Cousins Kim and Howard also showed up Sunday afternoon. Kim, Howard, Hen and I spent many a summer at Granny Hogan's house tearin' up anvils, locking each other in the cellar, swimmin' in the cow's watering trough, ridin' pigs and motorcycles, and swingin' on cables from the top of the barn rafters into the cotton trailer. I'll never forget the time I sailed past the cotton trailer, let go with seriously bad timing at the far end of the barn, landed all the way down on the dirt floor of the barn, flat on my back, breath completely knocked out of me, and turned my head upon the dirty straw to look deeply into the eyes of a skunk. Incapacitiated, I could only stare at the skunk and hyperventilate further. Lucky for me, the skunk had met Rusty the farm dog earlier in the day and was dead as a doornail. It took me long minutes I will never forget to wrap my brain around the fact that the skunk was actually dead, although still seriously rank. I may have kissed Rusty later, but that's between me and Rusty.
Sadly, our camera died at that point and I don't have a picture of the four of us.
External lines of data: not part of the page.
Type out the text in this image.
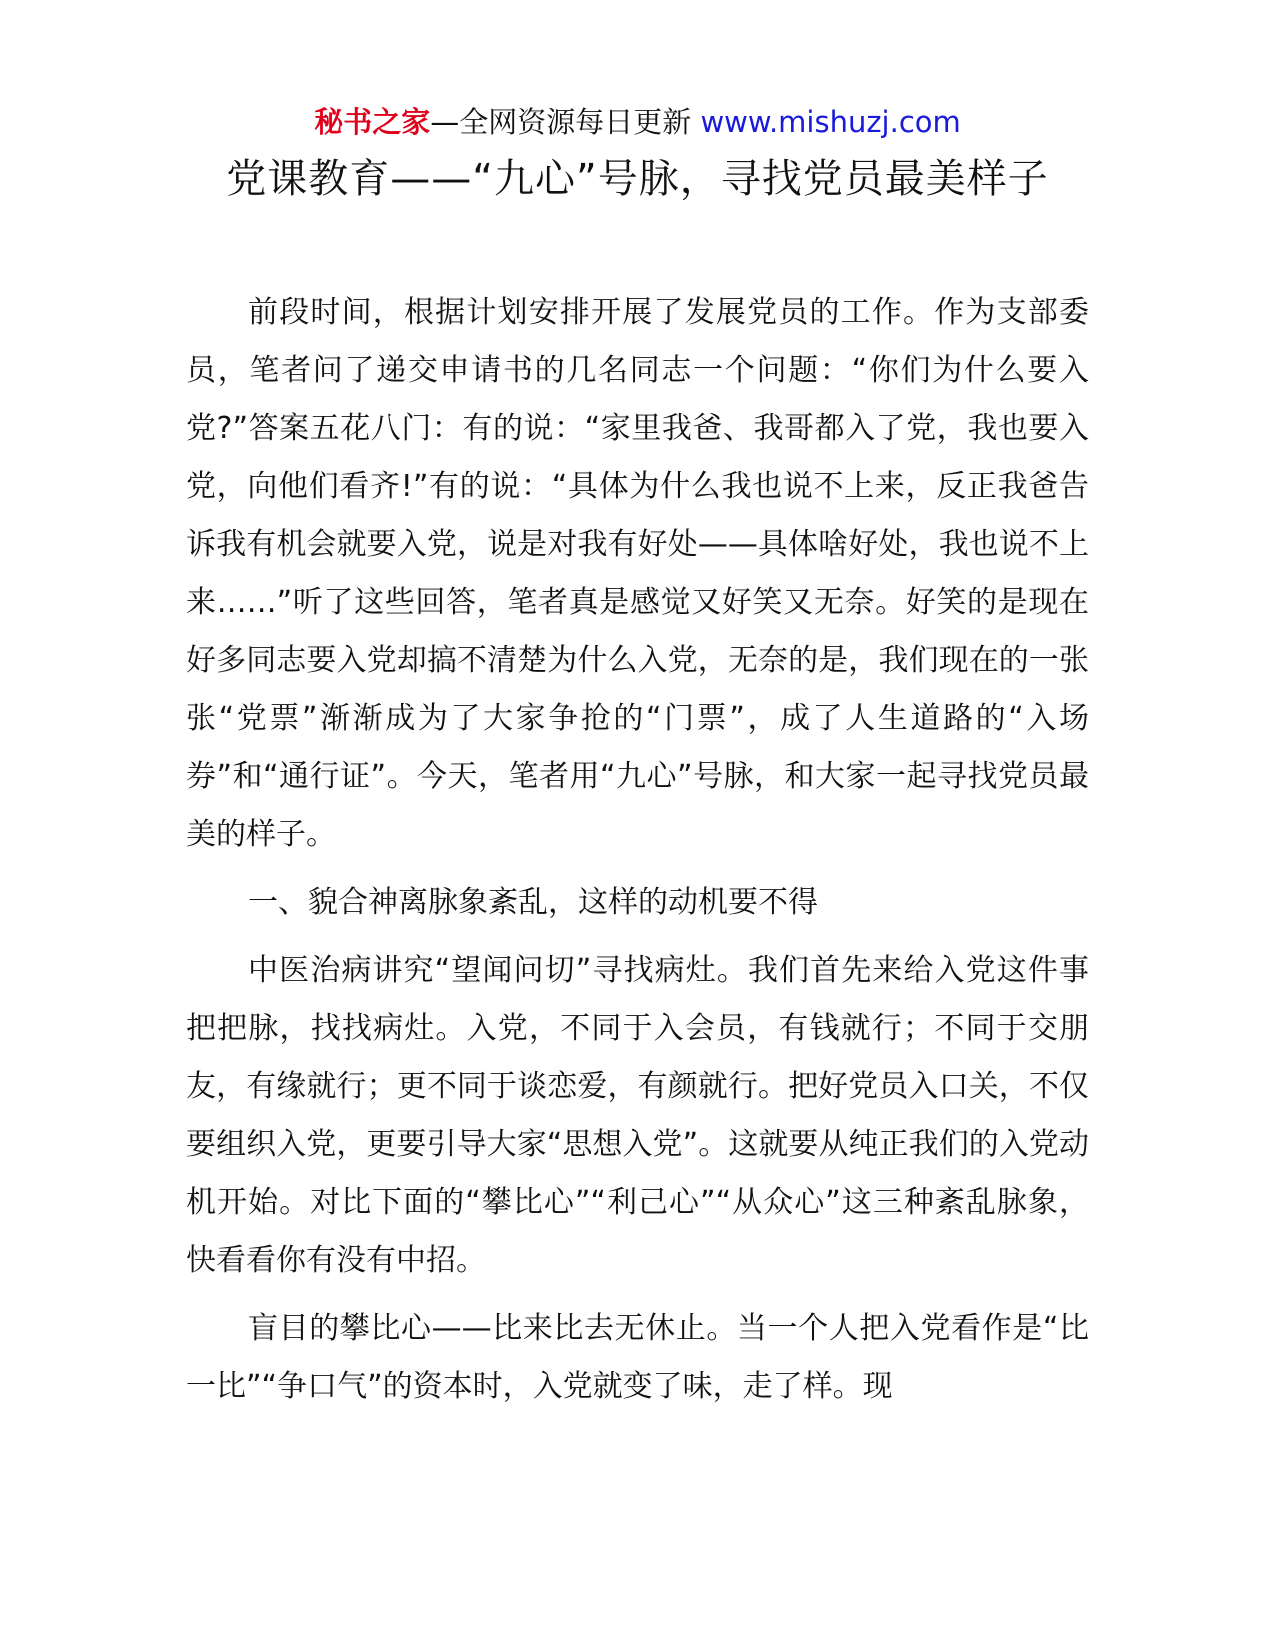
秘书之家—全网资源每日更新 www.mishuzj.com
党课教育——“九心”号脉，寻找党员最美样子

前段时间，根据计划安排开展了发展党员的工作。作为支部委员，笔者问了递交申请书的几名同志一个问题：“你们为什么要入党?”答案五花八门：有的说：“家里我爸、我哥都入了党，我也要入党，向他们看齐!”有的说：“具体为什么我也说不上来，反正我爸告诉我有机会就要入党，说是对我有好处——具体啥好处，我也说不上来……”听了这些回答，笔者真是感觉又好笑又无奈。好笑的是现在好多同志要入党却搞不清楚为什么入党，无奈的是，我们现在的一张张“党票”渐渐成为了大家争抢的“门票”，成了人生道路的“入场券”和“通行证”。今天，笔者用“九心”号脉，和大家一起寻找党员最美的样子。

一、貌合神离脉象紊乱，这样的动机要不得

中医治病讲究“望闻问切”寻找病灶。我们首先来给入党这件事把把脉，找找病灶。入党，不同于入会员，有钱就行；不同于交朋友，有缘就行；更不同于谈恋爱，有颜就行。把好党员入口关，不仅要组织入党，更要引导大家“思想入党”。这就要从纯正我们的入党动机开始。对比下面的“攀比心”“利己心”“从众心”这三种紊乱脉象，快看看你有没有中招。

盲目的攀比心——比来比去无休止。当一个人把入党看作是“比一比”“争口气”的资本时，入党就变了味，走了样。现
We had some serious fun on that farm, but it's probably for the best that there is no photographic evidence as Kim just could NOT keep her mouth shut. We were sitting in Hen's living room with my teenagers and Kim just blurts out, "Remember when you used to drive us around all over the county and we weren't supposed to go past the railroad tracks? And we just snuck on into town and got caught on main street? You were a wild child, Lana!"
People who do not have teenagers! Do not tell these stories in front of other people's children. Now all the kiddies want to drive the car, though they don't have a license or even a permit, just like Mommy. Granted, Granny let me drive around the back roads at 13 and 14 with my cousins and sister, which was insane, but that doesn't mean I'm going to agree to it with my children. Duh! You just know they'll go past the railroad tracks and roar right into town. Hello? They're my kids. What WAS Granny thinking?
And what was I thinking? She lived in a town of what, 1500-2000 people, perhaps only a third of the population directly related to us? Knew me by name? Recognized the car? What person with a brain in their head could have predicted someone might notice? The party line was burning up with the fact that we'd crossed the railroad tracks before we even hit main, dontcha know.
Remember when you thought your parents and grandparents were mind reading geniuses? Then, after you had children, you realized that the real problem in your nefarious deeds being found out was that you were dumb as a box of rocks.
No matter my glare, Kim would not be silenced. She then had to engage my sister and tell about how, "Lana would hang her feet out the car window and let us sit in the floorboard and do the gas?"
I was always there for them, bringing the fun, but just as I was about to insist for the benefit of my youngsters that it never happened, Hen rats me out, "Good Times!!"
And now for the kiddies. This wasn't taken exactly at Christmas, but it CRACKS ME UP! Hen's baby boy, Hogan, is Spiderman. Aside from a few missing legs, he's a dead ringer:
Hen's baby, Ella Jo! It's hard to say whether she looks like her Momma or her Aunt Lana. This picture, however, trends toward Hen. It doesn't matter, really, as her personality is all Aunt Lana. I'll take it:
(l-r) Hen's oldest daughter's (Weewee) baby, Kyleigh, Vision, Hogan with claw hand, Ellie Bellie, and the pumpkin.
Vision, Kyleigh, and Ella Jo.
WeeWee and Kyleigh. Kyleigh was getting pretty tired at this point, but she's still trying to bring the smiles. What a sweetheart.
Daddy and Ella Jo.
Ella Jo and the pumpkin diving on Spence before bedtime. The pumpkin appears to have Ella Jo in a headlock, note the tight grip around Ella Jo's neck. But it's love, people. A love lock about the neck and shoulders.
Hogie Bear and the pumpkin. "We made candy necklaces. Thanks Val! Also we're tired of smiling for all these pictures."
All the kiddies: Ella, Veronica, Pumpkin, Veritas, Hogie, Spence, Kyleigh.
Veritas and the pumpkin. Just cause I like this one. It's late, I know, but life happens on the way to Merry Christmas. Even so, we had a very, merry Christmas.